The Captain America of Dog Walking
Captain America flew over the sand dunes landing smack in the middle of my dog walk.
Lisa Gates |
Posted: September 17, 2014, 4 p.m. PST
My friend Brac, aka Captain America, aspired to save the world of dog walking. In a grand voice, he announced he was starting a dog walking service like no other. Most dog walkers start out like this with the enthusiasm of kids on Christmas morning, full of hope, optimism and excitement. That is until they find out Santa forgot their new bike and left a rocket ship that only worked for two launches. Brac’s spirit gave me pause, causing me to wonder if he took medication or was one of those annoyingly happy people who are all smiles until you disagree with them. At the time of my tremendous fortune in meeting Captain America, I had been a professional dog walker for 5 years. I appreciated his charisma but knew the grim reality.
A decorated Lieutenant of Desert Storm, Brac returned from serving four years in the Marines. In fantastic shape and pillar of health, Brac planned to create a service similar to training for triathalons, decatholons, agilitythons and all thons. It was boot camp for dogs energetic like his Labrador, Rocky. But Rocky’s liveliness focused more on humping dogs, stuffed animals, people, air or anything not bolted down. All kidding aside, Rocky was fun loving with no ill intentions. Not an evil humper, but a playful one. May he RIP with humping opportunities at the Rainbow Bridge.
Why Dog Dogs Hump?>>
Brac with Trigger, the dog who humps lamb chop but 'really it is just a puppy thing
I explained the realities of dog walking, sharing my experiences that things don’t always go as desired. He insisted he was different. He handed me his card and launched himself back over the dunes into the sunset, cape blowing behind him.

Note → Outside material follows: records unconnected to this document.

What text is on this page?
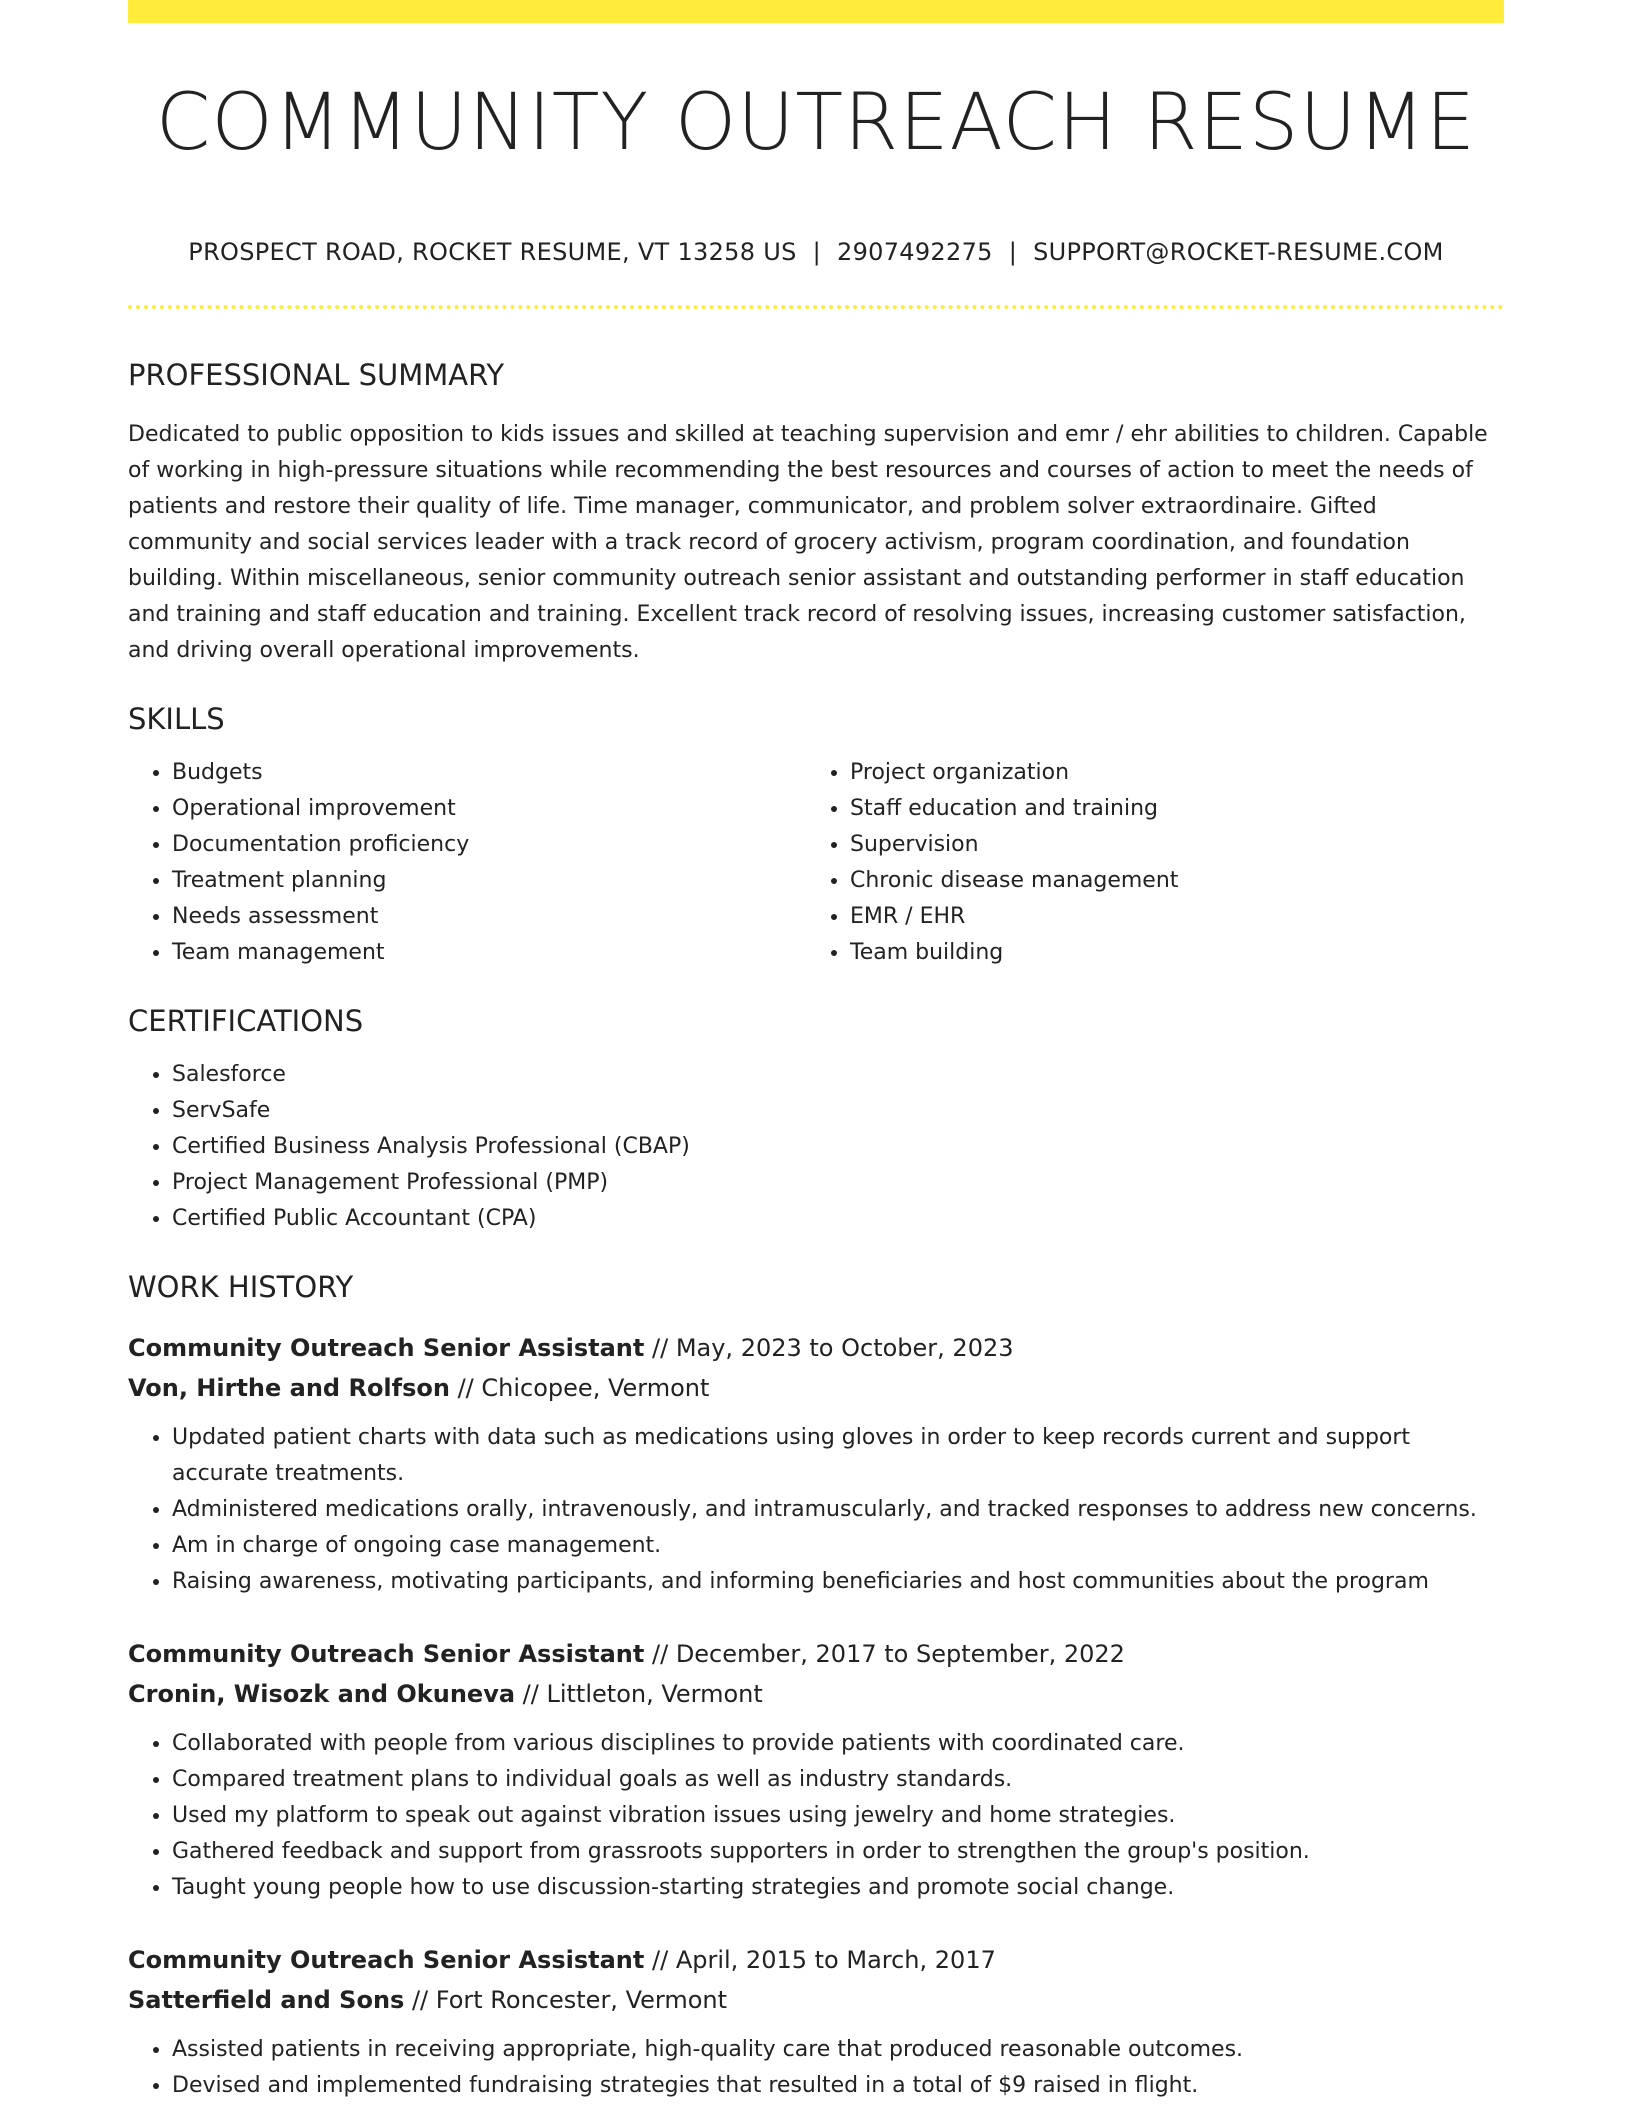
COMMUNITY OUTREACH RESUME
PROSPECT ROAD, ROCKET RESUME, VT 13258 US | 2907492275 | SUPPORT@ROCKET-RESUME.COM
PROFESSIONAL SUMMARY
Dedicated to public opposition to kids issues and skilled at teaching supervision and emr / ehr abilities to children. Capable of working in high-pressure situations while recommending the best resources and courses of action to meet the needs of patients and restore their quality of life. Time manager, communicator, and problem solver extraordinaire. Gifted community and social services leader with a track record of grocery activism, program coordination, and foundation building. Within miscellaneous, senior community outreach senior assistant and outstanding performer in staff education and training and staff education and training. Excellent track record of resolving issues, increasing customer satisfaction, and driving overall operational improvements.
SKILLS
• Budgets
• Operational improvement
• Documentation proficiency
• Treatment planning
• Needs assessment
• Team management
• Project organization
• Staff education and training
• Supervision
• Chronic disease management
• EMR / EHR
• Team building
CERTIFICATIONS
• Salesforce
• ServSafe
• Certified Business Analysis Professional (CBAP)
• Project Management Professional (PMP)
• Certified Public Accountant (CPA)
WORK HISTORY
Community Outreach Senior Assistant // May, 2023 to October, 2023
Von, Hirthe and Rolfson // Chicopee, Vermont
• Updated patient charts with data such as medications using gloves in order to keep records current and support accurate treatments.
• Administered medications orally, intravenously, and intramuscularly, and tracked responses to address new concerns.
• Am in charge of ongoing case management.
• Raising awareness, motivating participants, and informing beneficiaries and host communities about the program
Community Outreach Senior Assistant // December, 2017 to September, 2022
Cronin, Wisozk and Okuneva // Littleton, Vermont
• Collaborated with people from various disciplines to provide patients with coordinated care.
• Compared treatment plans to individual goals as well as industry standards.
• Used my platform to speak out against vibration issues using jewelry and home strategies.
• Gathered feedback and support from grassroots supporters in order to strengthen the group's position.
• Taught young people how to use discussion-starting strategies and promote social change.
Community Outreach Senior Assistant // April, 2015 to March, 2017
Satterfield and Sons // Fort Roncester, Vermont
• Assisted patients in receiving appropriate, high-quality care that produced reasonable outcomes.
• Devised and implemented fundraising strategies that resulted in a total of $9 raised in flight.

All the professional dog walkers noticed his flashy flyers at beaches and parks; "NEW DYNAMIC DOG WALKING SERVICE LIKE NO OTHER. BOOT CAMPS, TRIATHALONS FOR DOGS. THE ULTIMATE DOG WALKING EXPERIENCE!” We took bets on how long this would last and when sensibility would set into his world of dynamic dog walking.
A fellow dog walker sold her business to him. After a year, she drank the truth serum, understanding it wasn’t a simple walk in the park. Thrilled about his new found fortune, Brac started the world’s best dog walking service. During the next two months, I ran into Captain America full of vitality and earnest. Things couldn’t have been better for our super hero. His conviction was beyond anyone I had come across. I thought I lost the bet, until a month later.
I saw this person with similar features as our rock star but without the spit and vigor. This unshaven, dirty human in torn clothes had a cigarette hanging out of his mouth and Brac did not smoke. The job had broken him. He admitted the first two months were fantastic but then it became one shit show after another. Dogs rolling in poop, clients calling at all hours of the night to discuss context of fluffy’s poop, people yelling at him trying to convince him he missed a poop and everything wrong in the world was his fault, falling in dirt, but the turning point was the cliff story.
He took seven dogs to a beach that could only be accessed by sandy cliffs. You could walk down carefully or slide on your ass to the water. Brac thought ‘what an adventure.’ He and his pack flew down the cliff but suddenly noticed the tide coming in. He started back up but the dogs could not make it up the loose sandy hill. He had to carry them up one by one but whenever he reached to the top, they would follow him back down again. He recruited a hiker, handing him three leashed dogs and instructing him to hold tight while he went down to get the others. One dog was a 150 pound Great Dane. When Brac finally got everyone up the cliff, the guy’s hand was blue. In all the excitement, the dogs had wrapped him up and were pulling so hard it cut off his blood supply. Brac grabbed the leashes from the poor soul and his hand returned to normal pigment. Brac mentioned the exhaustion rivaled a 25 mile humb (no, that is not a miss spelling but what Marine’s call for walking in full combat gear not what his dog Rocky did). Later that night, the Corgi owner called to find out why her dog threw up seaweed. My response "you had a Corgi join your dynamic, extreme dog walking?”
Brac felt defeated BUT not broken. He still loved dogs but admitted not having the energy it took to run, swim and do decathalons on a daily basis.
He sold his business in 2000 , heading back to school for his masters and doctorate in psychology. All was not lost on this experience as he gained inspiration to save the human race by becoming Captain America of therapists. Brac Selph lives in Mill Valley with his wife, who incidentally met him during his dog walking escapade, thinking he was a homeless man. They have two kids and a yellow Labrador named Trigger who humps a lamb chop but "it’s just one of those puppy reactions” (sources tell me, he used the same excuse for Rocky). Brac has a successful therapy practice in Mill Valley and San Francisco; Bracselph.com
Foot note: Brac Selph’s response to this post: "Finally I get to be a super hero. No one in my family thinks I am a super hero.”